Questo primo round tra lo stand up comedian e la cancel culture ha creato un bel polverone, ma non come il putiferio nato con l’uscita, il 5 ottobre scorso, del suo nuovo The Closer. Chappelle prende di petto la questione, accusando il MeToo di inefficacia e di ipocrisia, ricordando come dal 2014 in poi ben otto stati statunitensi hanno varato le leggi anti-aborto più dure della loro storia. Ha poi raccontato scontri (un’esilarante rissa in un bar) e incontri (quello, velato di dolore, con la comica Daphne Dorman) con la comunità transgender, prendendo le difese di J. K. Rowling, autrice di Harry Potter e accusata di transfobia a causa di alcuni suoi tweet.

Le accuse di hate speech sono giunte puntuali, così le richieste di cancellare lo speciale. È anche caduta la cortina di ferro di Netflix con inaspettati leak di dati finanziari proprio riguardanti Chappelle, che ha causato tre licenziamenti. Immediatamente dopo una ventina di dipendenti si sono licenziati e il 20 ottobre è stata organizzata una marcia di protesta sostenuta tra gli altri dalla regista Lilly Wachowski e dal creatore di Transparent Joey Soloway. I manifestanti hanno letto una lista di richieste, tra cui quella di cancellare ogni riferimento al comico negli spazi di lavoro, aggiungere un disclaimer prima di The Closer che avvisi della presenza di hate speech, oltre che l’apertura di un fondo dedicato ad autori e opere legate alla comunità transessuale, quest’ultima richiesta sostenuta dall’attore Elliott Page. La risposta di Chappelle non è tardata ad arrivare: “Non mi piego alle richieste di nessuno.
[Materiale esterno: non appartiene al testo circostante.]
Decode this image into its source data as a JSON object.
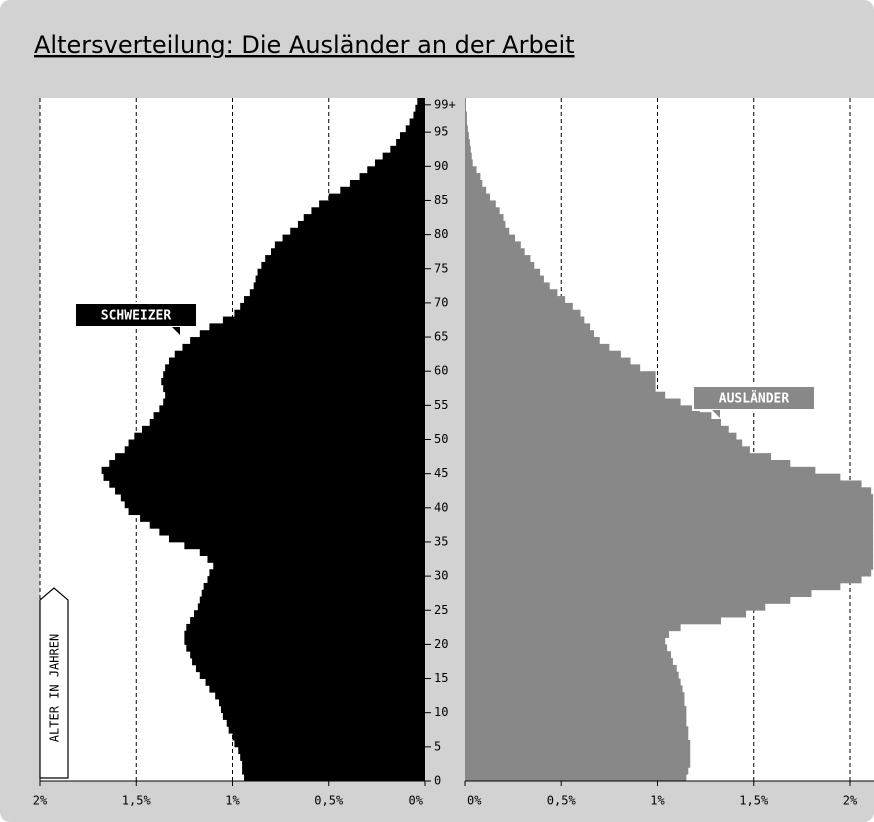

Se mi vogliono incontrare sono d’accordo, ma ho delle condizioni: scelgo io la data e il luogo dell’incontro e dovete aver visto il mio speciale dall’inizio alla fine”, ha detto dopo aver raccontato l’ostracismo che ha colpito il suo documentario, la cui uscita era imminente.

Nonostante il sacrosanto invito del comico a vedere The Closer, non è nel suo contenuto la questione fondamentale. Perché, al di là che lo speciale sia o no offensivo (il che dipende da una sensibilità personale, a cui comunque il mondo non è obbligato ad adattarsi), il tentativo di cancellare il contenuto è sintomo di un atteggiamento pericoloso: credere che nell’immaginario ci sia spazio solo per idee condivisibili. Pensare che il ruolo della cultura sia quello di raccogliere pensieri e opere solo degni di essere celebrati significa rischiare di privarla della sua vitalità. Possedere la libertà di parola non significa solamente avere a disposizione la scelta di pronunciare parole giuste. E come ci ricordava un anno fa Nick Cave, eliminare tutto ciò che viene giudicato “sbagliato” significa anche cancellare l’idea di compassione e rinunciare a qualsiasi possibilità di redenzione, che sia o meno il caso di Dave Chappelle. Non solo a quella degli altri, ma anche alla nostra.